In 2000, Molina opened his own restaurant in Ensenada, in partnership with his wife, Solange Muris, also a chef. Dubbed Manzanilla (as in the Spanish olive), the place is modest in size, with about a dozen tables on two levels and walls filled with art, including watercolors of undersea life by Molina himself. Lettering on the outside windows reads: “Rare Mezcal, Fine Wines, Live Abalone.” Seafood is the focus, and shellfish comes in many forms: raw Manila clams, tiny, sweet, and salty, with lime wedges and soy sauce on the side; smoked littleneck clams topped with crumbs of Gorgonzola (much better than it sounds); thin-sliced abalone (from a tank in the kitchen) in a sauce of smoked tomato, epazote, and cream; small Baja-grown Kumamoto oysters lightly mesquite-smoked and glazed with tarragon and dried chile butter.

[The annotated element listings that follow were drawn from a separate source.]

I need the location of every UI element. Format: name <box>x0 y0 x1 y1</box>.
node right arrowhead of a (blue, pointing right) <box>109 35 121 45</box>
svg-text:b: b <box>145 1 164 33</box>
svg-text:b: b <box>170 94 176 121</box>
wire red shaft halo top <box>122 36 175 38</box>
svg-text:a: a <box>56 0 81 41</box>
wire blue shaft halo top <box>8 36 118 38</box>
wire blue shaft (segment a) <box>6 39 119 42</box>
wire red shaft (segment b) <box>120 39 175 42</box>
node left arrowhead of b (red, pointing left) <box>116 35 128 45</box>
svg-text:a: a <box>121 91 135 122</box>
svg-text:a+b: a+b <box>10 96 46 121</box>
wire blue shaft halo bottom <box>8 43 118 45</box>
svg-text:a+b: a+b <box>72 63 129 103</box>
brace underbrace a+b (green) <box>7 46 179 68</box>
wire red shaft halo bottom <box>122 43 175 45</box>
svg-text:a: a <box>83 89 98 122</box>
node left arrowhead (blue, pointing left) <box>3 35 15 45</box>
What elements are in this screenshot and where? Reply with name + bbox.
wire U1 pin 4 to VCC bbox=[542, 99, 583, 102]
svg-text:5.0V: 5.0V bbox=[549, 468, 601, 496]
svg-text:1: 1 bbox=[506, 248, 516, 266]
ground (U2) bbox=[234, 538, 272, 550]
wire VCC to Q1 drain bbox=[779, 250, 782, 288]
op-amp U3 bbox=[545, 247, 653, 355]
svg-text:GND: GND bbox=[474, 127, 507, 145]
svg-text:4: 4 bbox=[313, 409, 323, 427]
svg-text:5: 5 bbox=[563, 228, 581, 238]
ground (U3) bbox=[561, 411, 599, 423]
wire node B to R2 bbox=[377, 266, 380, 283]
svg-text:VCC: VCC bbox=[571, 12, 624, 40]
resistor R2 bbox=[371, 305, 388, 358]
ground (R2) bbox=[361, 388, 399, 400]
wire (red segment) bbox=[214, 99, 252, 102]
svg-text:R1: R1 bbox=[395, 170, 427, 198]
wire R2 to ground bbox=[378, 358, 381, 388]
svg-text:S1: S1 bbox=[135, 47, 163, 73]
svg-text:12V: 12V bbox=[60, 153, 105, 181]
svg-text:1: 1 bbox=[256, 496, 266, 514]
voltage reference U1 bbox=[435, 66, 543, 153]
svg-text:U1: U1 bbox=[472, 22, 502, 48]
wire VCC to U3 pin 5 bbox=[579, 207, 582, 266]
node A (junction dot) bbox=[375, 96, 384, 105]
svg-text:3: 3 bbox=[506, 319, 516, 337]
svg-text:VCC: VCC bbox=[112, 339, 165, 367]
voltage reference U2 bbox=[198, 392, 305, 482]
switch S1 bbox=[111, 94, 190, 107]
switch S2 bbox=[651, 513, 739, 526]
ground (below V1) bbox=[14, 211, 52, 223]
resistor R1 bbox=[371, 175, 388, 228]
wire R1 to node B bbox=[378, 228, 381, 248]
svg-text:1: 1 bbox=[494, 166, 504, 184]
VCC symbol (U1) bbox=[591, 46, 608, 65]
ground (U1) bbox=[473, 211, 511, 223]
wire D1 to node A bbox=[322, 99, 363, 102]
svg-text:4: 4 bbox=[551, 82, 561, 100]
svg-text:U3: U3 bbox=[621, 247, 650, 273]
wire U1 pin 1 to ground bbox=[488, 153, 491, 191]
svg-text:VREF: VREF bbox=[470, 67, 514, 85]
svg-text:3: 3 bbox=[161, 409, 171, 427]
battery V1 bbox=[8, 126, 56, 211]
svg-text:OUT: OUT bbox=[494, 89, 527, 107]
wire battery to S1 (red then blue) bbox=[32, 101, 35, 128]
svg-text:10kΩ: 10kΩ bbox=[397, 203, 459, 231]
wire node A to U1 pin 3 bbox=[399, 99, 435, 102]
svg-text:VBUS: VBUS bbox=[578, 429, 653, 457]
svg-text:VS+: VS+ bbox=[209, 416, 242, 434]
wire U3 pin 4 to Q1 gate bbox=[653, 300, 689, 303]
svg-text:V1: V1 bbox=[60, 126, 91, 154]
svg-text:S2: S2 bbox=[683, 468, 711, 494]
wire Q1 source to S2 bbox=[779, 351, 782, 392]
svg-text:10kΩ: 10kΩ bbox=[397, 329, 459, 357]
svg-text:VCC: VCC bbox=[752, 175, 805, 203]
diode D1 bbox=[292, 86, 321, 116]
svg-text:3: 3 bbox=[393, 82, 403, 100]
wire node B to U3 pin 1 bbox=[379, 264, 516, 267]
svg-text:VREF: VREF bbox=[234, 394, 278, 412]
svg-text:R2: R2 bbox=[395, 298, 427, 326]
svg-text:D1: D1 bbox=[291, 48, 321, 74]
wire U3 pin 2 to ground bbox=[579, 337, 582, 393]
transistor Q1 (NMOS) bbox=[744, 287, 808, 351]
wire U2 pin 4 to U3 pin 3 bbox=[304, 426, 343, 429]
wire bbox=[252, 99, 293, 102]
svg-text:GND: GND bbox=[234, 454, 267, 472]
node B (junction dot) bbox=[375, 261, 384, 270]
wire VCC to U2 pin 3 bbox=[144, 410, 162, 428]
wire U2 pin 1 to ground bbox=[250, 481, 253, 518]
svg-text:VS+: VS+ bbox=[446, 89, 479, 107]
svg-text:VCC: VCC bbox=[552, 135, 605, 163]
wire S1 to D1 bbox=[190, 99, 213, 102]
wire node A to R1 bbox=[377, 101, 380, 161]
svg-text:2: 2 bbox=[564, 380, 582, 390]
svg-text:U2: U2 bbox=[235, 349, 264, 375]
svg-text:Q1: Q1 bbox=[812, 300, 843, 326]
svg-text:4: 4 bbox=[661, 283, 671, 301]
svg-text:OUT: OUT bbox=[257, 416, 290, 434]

Tuna is fattened in pens off the coast at Salsipuedes, just north of Ensenada, and while most of it goes straight to Ja-pan, Molina gets a bit of it, serving very thin slices of buttery raw tuna belly flavored lightly with ginger alongside an eloquent tartare of the fish. Calamares Manchez is a dramatic preparation of grilled squid with beets, enlivened with ginger, garlic, assorted chiles, and several kinds of citrus juice, invented by Molina for his friend the architect Alejandro Sanchez. (The name of the dish is a pun: mancha is Spanish for “stain”—as in what you’ll have on the front of your shirt if you’re not careful while you’re eating.) Simply grilled Baja lobster is served with black-bean risotto and a fresh tomato and chile salsa—another veritable definition of the Baja Mediterranean style.

Molina and Muris have just opened a little oyster bar on the Ensenada waterfront, or Malecón, called Muelle Tres. And in warm weather (which in these parts means May through October), they run an open-air grill restaurant called Silvestre (“Wild”) in the Valle de Guadalupe. A single multicourse menu is offered daily, featuring simple dishes like local oysters, cold marinated beef tongue, grilled fish with nopales, and chickpea salad with ancho chile chicken.

The other young culinary star in the Ensenada area is the aforementioned Jair Téllez of Laja. Born in Hermasillo, Sonora, Téllez studied at the French Culinary Institute in Manhattan and did a stage at Daniel, then cooked at the Four Seasons Hotel in Mexico City and at La Folie in San Francisco before returning to Baja to open his own place.